Ein Fall in Nufringen steht vor Gericht
Im ganzen Landkreis sind in den vergangenen Monaten neue Mobilfunkstationen in Betrieb gegangen. Das teilte die Deutsche Telekom Ende September mit. Sie stehen in Böblingen, Magstadt, Nufringen, Sindelfingen, Weil der Stadt, Weil im Schönbuch, Weissach und zweimal in Leonberg. Die Deutsche Funkturm GmbH (DFMG), eine Tochtergesellschaft der Deutschen Telekom, mietet geeignete Flächen an. Bis in drei Jahren sollen weitere 26 Standorte im Kreis hinzukommen.
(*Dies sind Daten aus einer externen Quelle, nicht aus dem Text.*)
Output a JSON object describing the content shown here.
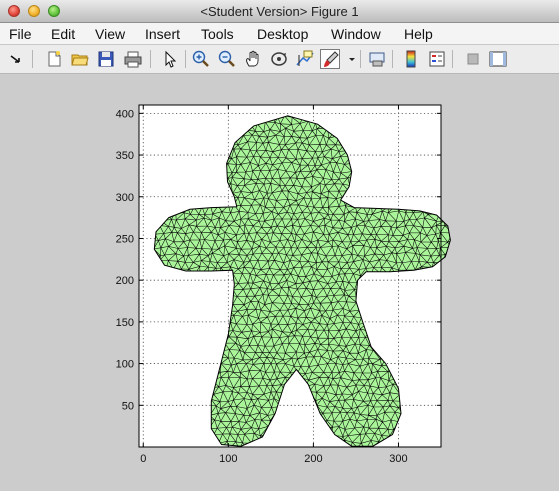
{
  "window": {
    "title": "<Student Version> Figure 1",
    "close_icon": "close-icon",
    "minimize_icon": "minimize-icon",
    "maximize_icon": "maximize-icon"
  },
  "menu": [
    "File",
    "Edit",
    "View",
    "Insert",
    "Tools",
    "Desktop",
    "Window",
    "Help"
  ],
  "toolbar": {
    "icons": [
      "dock-arrow-icon",
      "new-figure-icon",
      "open-file-icon",
      "save-icon",
      "print-icon",
      "pointer-icon",
      "zoom-in-icon",
      "zoom-out-icon",
      "pan-hand-icon",
      "rotate-3d-icon",
      "data-cursor-icon",
      "brush-icon",
      "brush-dropdown-icon",
      "link-plot-icon",
      "colorbar-icon",
      "legend-icon",
      "hide-plot-tools-icon",
      "show-plot-tools-icon"
    ]
  },
  "colors": {
    "mesh_fill": "#aaf59a",
    "mesh_edge": "#000000",
    "axes_bg": "#ffffff",
    "figure_bg": "#cccccc"
  },
  "chart_data": {
    "type": "mesh",
    "title": "",
    "xlabel": "",
    "ylabel": "",
    "xlim": [
      -5,
      350
    ],
    "ylim": [
      0,
      410
    ],
    "xticks": [
      0,
      100,
      200,
      300
    ],
    "yticks": [
      50,
      100,
      150,
      200,
      250,
      300,
      350,
      400
    ],
    "grid": true,
    "box": true,
    "description_shape": "gingerbread-man",
    "outline": [
      [
        170,
        397
      ],
      [
        205,
        387
      ],
      [
        228,
        370
      ],
      [
        240,
        350
      ],
      [
        245,
        330
      ],
      [
        242,
        312
      ],
      [
        232,
        296
      ],
      [
        248,
        287
      ],
      [
        300,
        285
      ],
      [
        325,
        283
      ],
      [
        345,
        278
      ],
      [
        358,
        265
      ],
      [
        361,
        248
      ],
      [
        355,
        228
      ],
      [
        340,
        216
      ],
      [
        318,
        212
      ],
      [
        290,
        210
      ],
      [
        262,
        210
      ],
      [
        252,
        200
      ],
      [
        250,
        175
      ],
      [
        258,
        150
      ],
      [
        268,
        120
      ],
      [
        285,
        100
      ],
      [
        300,
        70
      ],
      [
        303,
        40
      ],
      [
        293,
        15
      ],
      [
        270,
        1
      ],
      [
        245,
        1
      ],
      [
        225,
        15
      ],
      [
        208,
        40
      ],
      [
        194,
        75
      ],
      [
        180,
        93
      ],
      [
        166,
        75
      ],
      [
        155,
        40
      ],
      [
        140,
        12
      ],
      [
        115,
        1
      ],
      [
        92,
        3
      ],
      [
        80,
        22
      ],
      [
        80,
        55
      ],
      [
        90,
        95
      ],
      [
        100,
        135
      ],
      [
        105,
        170
      ],
      [
        107,
        195
      ],
      [
        105,
        212
      ],
      [
        80,
        211
      ],
      [
        50,
        211
      ],
      [
        25,
        218
      ],
      [
        13,
        237
      ],
      [
        15,
        258
      ],
      [
        30,
        275
      ],
      [
        55,
        285
      ],
      [
        80,
        287
      ],
      [
        110,
        288
      ],
      [
        107,
        300
      ],
      [
        99,
        318
      ],
      [
        98,
        340
      ],
      [
        108,
        365
      ],
      [
        130,
        385
      ]
    ]
  }
}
Auch in Nufringen sorgt ein geplanter Funkmast für ordentlich Zündstoff. Die Telekom-Tochter ist vor das Stuttgarter Verwaltungsgericht gezogen, weil der Gemeinderat, das Landratsamt und das Regierungspräsidium ihre Zustimmung zum Bau eines 25 Meter hohen Antennenmasts in einem Wohngebiet verweigert hatten. Die Anlage soll den bestehenden Masten auf dem Rathausdach ersetzen, denn der Gemeinderat hat vor vier Jahren entschieden, den Pachtvertrag mit der DFMG zum Mai nächsten Jahres zu kündigen – weil Anwohner Bedenken hatten.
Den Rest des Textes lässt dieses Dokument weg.